Investitionen in der Gesundheitssparte
Nestlés Japan-Programm ist nicht der einzige Schritt in Richtung Gesundheitsunternehmen. So hat der Multi in jüngster Zeit eine Reihe von Investitionen getätigt: Vor knapp einem Jahr kaufte Nestlé Sweet Earth, einen US-Hersteller für vegetarische Burger. Kurz zuvor stiegen die Schweizer beim Essenslieferdienst Freshly ein. Ende 2017 übernahm das Unternehmen dann den kanadischen Hersteller von Nahrungsergänzungsmitteln Atrium Innovations für 2,3 Milliarden Dollar.

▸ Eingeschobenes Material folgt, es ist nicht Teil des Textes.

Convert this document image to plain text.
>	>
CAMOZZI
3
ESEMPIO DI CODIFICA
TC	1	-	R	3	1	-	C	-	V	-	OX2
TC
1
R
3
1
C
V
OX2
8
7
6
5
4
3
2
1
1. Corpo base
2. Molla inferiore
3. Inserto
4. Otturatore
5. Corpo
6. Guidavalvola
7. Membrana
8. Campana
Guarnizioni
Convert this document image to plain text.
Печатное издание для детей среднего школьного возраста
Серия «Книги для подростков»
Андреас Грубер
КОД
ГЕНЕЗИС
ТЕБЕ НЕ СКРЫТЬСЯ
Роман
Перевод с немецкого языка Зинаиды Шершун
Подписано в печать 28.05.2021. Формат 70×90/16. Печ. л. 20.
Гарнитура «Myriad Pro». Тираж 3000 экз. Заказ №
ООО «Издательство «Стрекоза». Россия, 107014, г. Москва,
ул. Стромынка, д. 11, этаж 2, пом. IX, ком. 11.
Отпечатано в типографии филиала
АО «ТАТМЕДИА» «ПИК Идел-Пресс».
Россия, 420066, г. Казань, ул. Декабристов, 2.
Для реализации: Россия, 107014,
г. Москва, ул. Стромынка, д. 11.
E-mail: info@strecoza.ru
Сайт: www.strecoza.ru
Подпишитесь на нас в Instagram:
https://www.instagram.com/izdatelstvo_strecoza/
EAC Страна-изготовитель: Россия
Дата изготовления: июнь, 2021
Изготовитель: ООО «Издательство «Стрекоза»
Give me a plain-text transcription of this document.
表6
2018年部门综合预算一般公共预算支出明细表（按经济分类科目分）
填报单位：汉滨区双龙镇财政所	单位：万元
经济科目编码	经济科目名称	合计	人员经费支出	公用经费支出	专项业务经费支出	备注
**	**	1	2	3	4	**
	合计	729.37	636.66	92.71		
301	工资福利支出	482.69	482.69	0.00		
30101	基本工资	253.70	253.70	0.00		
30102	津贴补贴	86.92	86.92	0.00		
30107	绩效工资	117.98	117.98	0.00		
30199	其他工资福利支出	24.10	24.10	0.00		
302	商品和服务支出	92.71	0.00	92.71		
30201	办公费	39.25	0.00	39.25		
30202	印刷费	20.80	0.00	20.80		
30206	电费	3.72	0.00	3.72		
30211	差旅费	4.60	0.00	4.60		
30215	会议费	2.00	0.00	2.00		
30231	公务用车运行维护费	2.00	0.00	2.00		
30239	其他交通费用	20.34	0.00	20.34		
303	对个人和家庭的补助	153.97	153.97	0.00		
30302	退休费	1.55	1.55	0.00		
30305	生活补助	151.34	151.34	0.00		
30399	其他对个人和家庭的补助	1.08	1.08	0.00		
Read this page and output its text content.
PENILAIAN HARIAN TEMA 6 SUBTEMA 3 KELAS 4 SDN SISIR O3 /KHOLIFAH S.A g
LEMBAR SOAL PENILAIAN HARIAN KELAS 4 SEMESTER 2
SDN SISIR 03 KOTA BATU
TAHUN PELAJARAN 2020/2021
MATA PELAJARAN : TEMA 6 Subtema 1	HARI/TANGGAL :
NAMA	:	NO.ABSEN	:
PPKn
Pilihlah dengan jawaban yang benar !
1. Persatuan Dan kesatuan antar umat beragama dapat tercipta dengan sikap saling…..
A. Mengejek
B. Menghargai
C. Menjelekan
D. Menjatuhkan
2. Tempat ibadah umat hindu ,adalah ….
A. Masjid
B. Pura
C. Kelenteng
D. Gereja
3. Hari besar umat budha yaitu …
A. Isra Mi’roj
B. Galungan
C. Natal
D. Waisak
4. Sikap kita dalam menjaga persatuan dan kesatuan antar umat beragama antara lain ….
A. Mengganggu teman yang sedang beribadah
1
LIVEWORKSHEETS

«Gesundheitliche Probleme im Zusammenhang mit Lebensmitteln und Ernährung sind zu einem grossen Thema geworden», sagte Japan-Chef Takaoka gegenüber «Bloomberg». Dies sollte sich Nestlé zur Mission für das 21. Jahrhundert machen – allein in Japan könnte die Wellness-Sparte die Hälfte des Umsatzes ausmachen.
Das Geschäft mit pharmazeutischen Lebensmitteln – sogenannten Neutraceuticals – boomt. Denn bei Konsumenten, die zunehmend skeptisch gegenüber Massenprodukten sind, kommen diese Nahrungsmittel an. Personalisierte Ernährungspläne mittels Genetik und künstlicher Intelligenz gehen aber noch einen Schritt weiter. Allerdings ist Nestlé nicht der einzige Lebensmittelkonzern, der sich dies zu Nutzen macht. Bereits 2016 investierte der US-Konzern Campbell Soup in das Start-up Habit, das per DNA- und Blutanalyse Ernährungsempfehlungen und -coachings sowie massgeschneiderte Mahlzeiten anbietet.
Zukunft der Ernährung
Die Vision von personalisierten Ernährungs- und Gesundheitsprogrammen als die Zukunft der Ernährung stellte übrigens der ehemalige Nestlé-Präsident Peter Brabeck in seinem Buch «Nutrition for a Better Life» vor. «Mit einer Nespresso-ähnlichen Kapsel können die Menschen individuelle Nährstoffcocktails einnehmen oder ihr Essen über 3-D-Drucker nach elektronisch erfassten Gesundheitsempfehlungen zubereiten», schrieb Brabeck 2016.
Heute, zwei Jahre später trinken japanische Abonnenten des Wellness-Programms nun nährstoffangereicherte Tees aus Kapseln, die in einer Art Nespresso-Maschine aufgebrüht werden.